Capt. Daniel Caldwell relieved Cmdr. Jeff Juergens as commanding officer of San Francisco in the ceremony.
"By any measure, the San Francisco has had a stellar career as an operational submarine," said Juergens. "I've been extremely fortunate to be one of the few to command this fine submarine, and especially lucky to get to command San Francisco for the last three years, which have been so successful."
Also as part of the ceremony, previous crew members, plankowners, commanding officers, friends and family bid farewell to the vessel.
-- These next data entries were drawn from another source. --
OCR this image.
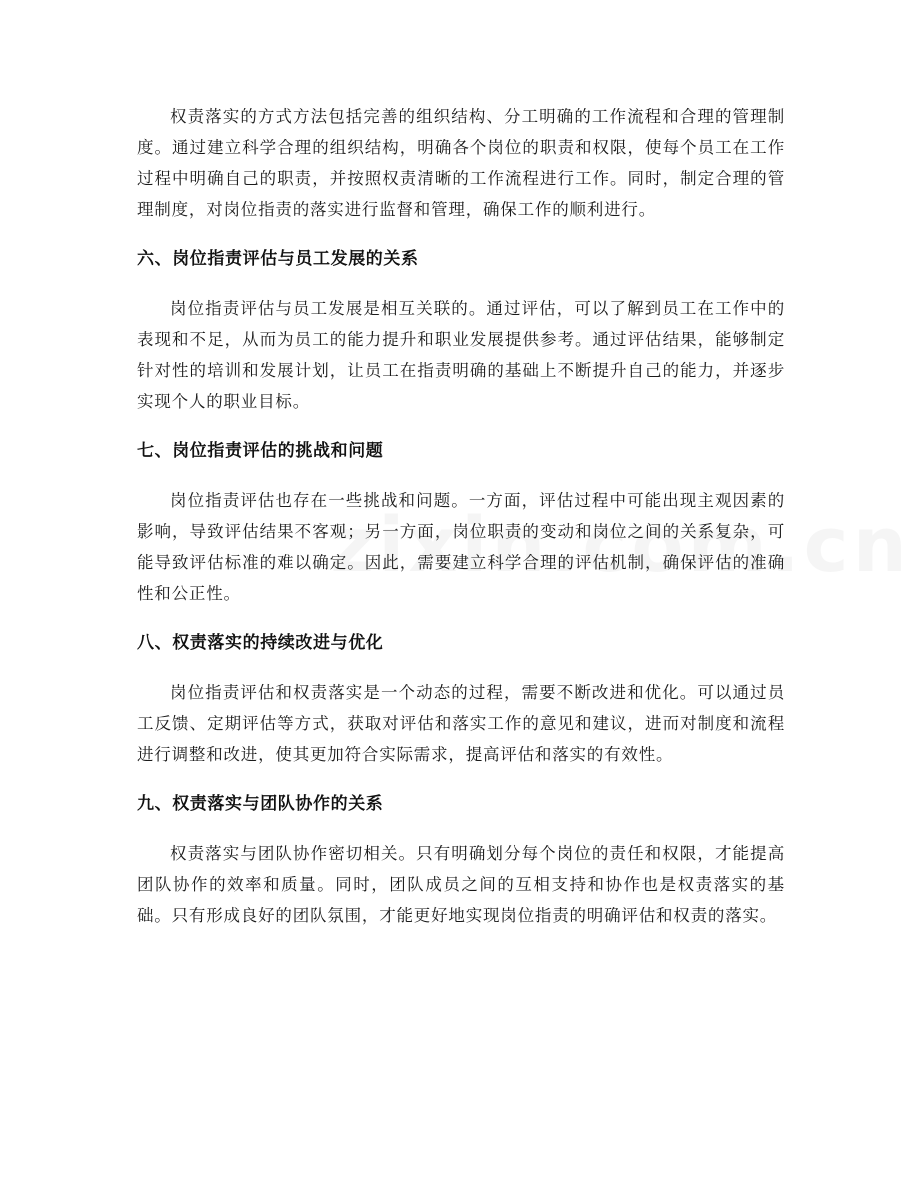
权责落实的方式方法包括完善的组织结构、分工明确的工作流程和合理的管理制度。通过建立科学合理的组织结构，明确各个岗位的职责和权限，使每个员工在工作过程中明确自己的职责，并按照权责清晰的工作流程进行工作。同时，制定合理的管理制度，对岗位指责的落实进行监督和管理，确保工作的顺利进行。

六、岗位指责评估与员工发展的关系

岗位指责评估与员工发展是相互关联的。通过评估，可以了解到员工在工作中的表现和不足，从而为员工的能力提升和职业发展提供参考。通过评估结果，能够制定针对性的培训和发展计划，让员工在指责明确的基础上不断提升自己的能力，并逐步实现个人的职业目标。

七、岗位指责评估的挑战和问题

岗位指责评估也存在一些挑战和问题。一方面，评估过程中可能出现主观因素的影响，导致评估结果不客观；另一方面，岗位职责的变动和岗位之间的关系复杂，可能导致评估标准的难以确定。因此，需要建立科学合理的评估机制，确保评估的准确性和公正性。

八、权责落实的持续改进与优化

岗位指责评估和权责落实是一个动态的过程，需要不断改进和优化。可以通过员工反馈、定期评估等方式，获取对评估和落实工作的意见和建议，进而对制度和流程进行调整和改进，使其更加符合实际需求，提高评估和落实的有效性。

九、权责落实与团队协作的关系

权责落实与团队协作密切相关。只有明确划分每个岗位的责任和权限，才能提高团队协作的效率和质量。同时，团队成员之间的互相支持和协作也是权责落实的基础。只有形成良好的团队氛围，才能更好地实现岗位指责的明确评估和权责的落实。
"The USS San Francisco is a can-do, workhorse ship and there's no doubt that started with her original crew 35 years ago," said Capt. Brian Davies, commanding officer of Submarine Squadron 11. "She still has a lot of work to do and a new purpose to fulfill. Today will close that chapter of active-duty service, and bid her fair winds and following seas as she starts the new chapter of her conversion into a moored training ship."
Later this month, San Francisco will shift homeport to Norfolk to begin a two-year conversion process to become a moored training ship. Following the conversion, she will be moved to Nuclear Power Training Unit in Charleston, South Carolina. She will help challenge and train a new generation of submariners through 2040.
San Francisco completed her final Western Pacific deployment in October steaming over 50,000 nautical miles and conducting port visits in Japan, Singapore, and Guam. Prior to arriving back in San Diego, she made a last visit to her namesake city and her Sailors participated in a wreath-laying ceremony at the USS San Francisco Memorial Park.
San Francisco was commissioned April 24, 1981. Measuring more than 360 feet long and displacing more than 6,300 tons, San Francisco has a crew of approximately 150 Sailors and is capable of supporting various missions, including anti-submarine warfare, anti-surface ship warfare, strike warfare, and intelligence, surveillance and reconnaissance.